A competitive airline market should effectively be self-regulating, as is the case in countries such as Australia and Singapore. Passengers can and will vote with their wallets and avoid carriers that they believe provide an inferior service. In other words, the plethora of government rules should not be necessary.

“Consumers have choices and this commercial discipline is the most effective protector of consumer rights,” says IATA’s Director General and CEO, Tony Tyler. “Arguably, aviation is already the most regulated consumer-facing industry in the world. Nonetheless many governments have implemented additional consumer protection measures.”

Building blocks

It is unlikely that countries with existing regulation will suddenly revert to the competition approach. To solve the web of confusion created by regulation already out there, IATA is pressing for the adoption of harmonized core principles on consumer protection—and will push to have globally accepted principles formalized by ICAO.

Governments can then develop regulations in line with these principles and the vision is for older regulation to be re-fashioned to ensure consistency. A solution is needed that will at least prevent unintended consequences and acknowledge the global nature of the industry.
A working group operating under the IATA Industry Affairs Committee helped to identify some principles to consider and invited the Sixth Worldwide Air Transport Conference to request ICAO to

  • Develop basic principles, or policy guidance, in accordance with the existing international framework on air carrier liability, namely the Warsaw-Hague regime and the Montreal Convention 1999
  • Establish a multidisciplinary group with the participation of states and industry to facilitate the aforementioned task.

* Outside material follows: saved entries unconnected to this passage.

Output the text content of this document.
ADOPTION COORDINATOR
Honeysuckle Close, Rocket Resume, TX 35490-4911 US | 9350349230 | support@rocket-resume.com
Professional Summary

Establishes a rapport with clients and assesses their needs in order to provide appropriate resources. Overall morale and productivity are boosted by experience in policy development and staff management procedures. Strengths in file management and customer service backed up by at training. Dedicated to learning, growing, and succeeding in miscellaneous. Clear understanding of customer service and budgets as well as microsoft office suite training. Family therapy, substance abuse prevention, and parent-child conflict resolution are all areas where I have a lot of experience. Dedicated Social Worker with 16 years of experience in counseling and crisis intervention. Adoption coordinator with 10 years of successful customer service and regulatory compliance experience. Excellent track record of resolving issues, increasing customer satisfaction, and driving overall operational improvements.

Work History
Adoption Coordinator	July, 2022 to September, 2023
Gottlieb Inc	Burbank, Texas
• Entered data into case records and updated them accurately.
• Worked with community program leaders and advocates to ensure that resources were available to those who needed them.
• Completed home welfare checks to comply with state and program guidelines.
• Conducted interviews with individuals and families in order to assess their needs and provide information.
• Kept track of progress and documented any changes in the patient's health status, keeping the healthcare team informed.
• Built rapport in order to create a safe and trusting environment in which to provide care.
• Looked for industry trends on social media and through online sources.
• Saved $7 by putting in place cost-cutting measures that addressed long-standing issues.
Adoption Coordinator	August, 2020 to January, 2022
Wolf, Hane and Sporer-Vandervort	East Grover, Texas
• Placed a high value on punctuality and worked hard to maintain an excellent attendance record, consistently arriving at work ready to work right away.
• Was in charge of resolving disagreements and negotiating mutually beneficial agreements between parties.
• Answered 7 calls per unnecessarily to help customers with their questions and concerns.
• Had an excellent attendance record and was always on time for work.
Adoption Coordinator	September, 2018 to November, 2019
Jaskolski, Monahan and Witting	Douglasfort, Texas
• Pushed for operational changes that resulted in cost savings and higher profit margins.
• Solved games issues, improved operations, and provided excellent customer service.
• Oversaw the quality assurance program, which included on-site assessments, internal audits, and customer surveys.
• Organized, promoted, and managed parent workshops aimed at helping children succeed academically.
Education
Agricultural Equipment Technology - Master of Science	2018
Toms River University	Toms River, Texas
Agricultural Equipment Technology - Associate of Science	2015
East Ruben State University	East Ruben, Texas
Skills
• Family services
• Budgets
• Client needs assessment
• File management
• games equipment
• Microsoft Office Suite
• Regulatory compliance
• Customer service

There are clear foundations for this work. Articles 19, 22, and 29 of the Montreal Convention 1999 define the scope and limits of an air carrier’s liability in case of flight delays and delayed baggage, while the Chicago Convention 1944 has clear guidelines about extra-territorial regulation.

The building blocks are in place. Now governments must find the political will to bring about the necessary change. The IATA Board of Governors has made finding a common approach among governments on passenger rights a priority for the association for 2013.